How many times over the last thirteen years have I thought about stopping my vision loss, let alone restoring what I'd already lost? But that was never an option. It wasn't that long ago that Dr. Lalwani had written a letter on my behalf describing my vision loss as permanent. Now, she was asking me to consider the possibility that it might not be.
The truth is, I no longer even know what good vision looks like. In many ways, I live in a different world than I did thirteen years ago. Along the way, my limitations have taught me a great deal about myself and about the world I inhabit.
Somewhere along the way, vision loss stopped being simply something that happened to me.
It became part of the story I tell myself about who I am.
The funny thing about stories is that we rarely realize we're living inside one until we finally step outside it.
Last summer, I attended a silent retreat at the Rocky Mountain Ecodharma Center in Ward, Colorado. Most of those five days were spent alone, on the land, sleeping in my backpacking tent and sitting beside a mountain stream, doing very little except listening to the water and trying to follow the retreat's simple instruction: "just be."
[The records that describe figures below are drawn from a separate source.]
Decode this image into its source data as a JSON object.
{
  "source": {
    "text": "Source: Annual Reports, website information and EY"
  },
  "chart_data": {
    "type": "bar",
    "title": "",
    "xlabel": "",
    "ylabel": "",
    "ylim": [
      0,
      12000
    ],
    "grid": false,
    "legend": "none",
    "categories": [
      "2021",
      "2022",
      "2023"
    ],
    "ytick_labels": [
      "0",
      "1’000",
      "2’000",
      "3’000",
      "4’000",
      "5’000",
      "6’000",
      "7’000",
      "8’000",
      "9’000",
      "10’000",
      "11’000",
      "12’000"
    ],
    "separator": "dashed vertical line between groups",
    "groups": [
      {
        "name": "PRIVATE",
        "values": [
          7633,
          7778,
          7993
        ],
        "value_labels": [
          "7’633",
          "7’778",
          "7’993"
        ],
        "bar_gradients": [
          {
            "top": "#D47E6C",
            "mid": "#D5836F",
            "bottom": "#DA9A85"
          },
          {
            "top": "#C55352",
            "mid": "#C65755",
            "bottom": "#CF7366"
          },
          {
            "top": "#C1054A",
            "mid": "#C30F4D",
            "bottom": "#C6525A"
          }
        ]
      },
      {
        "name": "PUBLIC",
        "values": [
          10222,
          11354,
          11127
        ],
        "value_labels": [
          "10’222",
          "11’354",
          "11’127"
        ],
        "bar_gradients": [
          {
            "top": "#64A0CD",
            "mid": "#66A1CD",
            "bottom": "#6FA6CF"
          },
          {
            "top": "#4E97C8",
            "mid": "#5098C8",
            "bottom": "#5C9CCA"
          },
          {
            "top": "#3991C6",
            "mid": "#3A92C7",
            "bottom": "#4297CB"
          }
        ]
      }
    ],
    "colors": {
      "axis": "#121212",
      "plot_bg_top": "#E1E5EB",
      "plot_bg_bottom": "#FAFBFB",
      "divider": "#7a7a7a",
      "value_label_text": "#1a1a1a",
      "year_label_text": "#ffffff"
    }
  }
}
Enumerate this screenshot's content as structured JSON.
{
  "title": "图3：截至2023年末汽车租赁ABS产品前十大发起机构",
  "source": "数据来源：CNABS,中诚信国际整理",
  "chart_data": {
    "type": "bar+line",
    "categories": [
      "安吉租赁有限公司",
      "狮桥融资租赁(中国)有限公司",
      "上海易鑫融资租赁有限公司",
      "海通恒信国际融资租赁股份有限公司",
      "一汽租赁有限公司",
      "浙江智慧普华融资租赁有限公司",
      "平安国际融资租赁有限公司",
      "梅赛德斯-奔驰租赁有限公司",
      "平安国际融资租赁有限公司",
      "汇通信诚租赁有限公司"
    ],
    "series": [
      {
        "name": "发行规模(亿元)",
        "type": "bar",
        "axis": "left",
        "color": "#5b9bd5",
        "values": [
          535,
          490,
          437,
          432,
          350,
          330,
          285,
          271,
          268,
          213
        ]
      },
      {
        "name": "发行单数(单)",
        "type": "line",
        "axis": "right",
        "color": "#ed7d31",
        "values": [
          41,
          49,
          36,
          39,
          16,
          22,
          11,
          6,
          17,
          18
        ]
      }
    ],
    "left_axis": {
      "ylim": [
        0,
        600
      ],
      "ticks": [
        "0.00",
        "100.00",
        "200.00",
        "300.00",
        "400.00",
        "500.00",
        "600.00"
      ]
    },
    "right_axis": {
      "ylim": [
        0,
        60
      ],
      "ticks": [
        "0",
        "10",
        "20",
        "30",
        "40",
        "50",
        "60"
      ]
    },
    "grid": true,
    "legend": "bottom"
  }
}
On one of my last days there, I picked up a smooth, rust-colored stone that had rested at the bottom of that stream beside my campsite. Over countless years, the water had worn away its rough edges and reshaped it into something altogether different. As I held it in my hand, I couldn't help but see a reflection of my own life.
Vision loss had done much the same to me. It had changed me in ways I never would have chosen, softening some edges, exposing others, teaching lessons I could not have learned any other way.
In my earlier essay, "The Stone in the Stream," I wrote about that stone:
"Strong. Worn. Weathered and shaped by time. It didn't resist the current. It didn't cling to what it used to be. It simply allowed itself to be changed. And in that change, there was beauty. There was resilience."
At the time, I thought the lesson of that stone was about accepting the changes vision loss had brought into my life.
But maybe the bigger lesson was not to cling to any version of myself.
The stone wasn't beautiful because it had found its final form. It was beautiful because it allowed itself to be shaped by the current. Maybe people aren't so different. Maybe there is no final version of ourselves to protect. Maybe there is only the life in front of us, asking us to change once again.
Now my doctor was telling me that my future might be different from the one I had learned to accept. Even expect.
And it felt uncomfortable. Foreign.
It's an odd thing to admit, considering I spent more than half a century with what I once thought of as normal vision.
Maybe the real lesson of that stone is that change was never up to the stone.
That was always the work of the current.
Maybe that's the real lesson of life.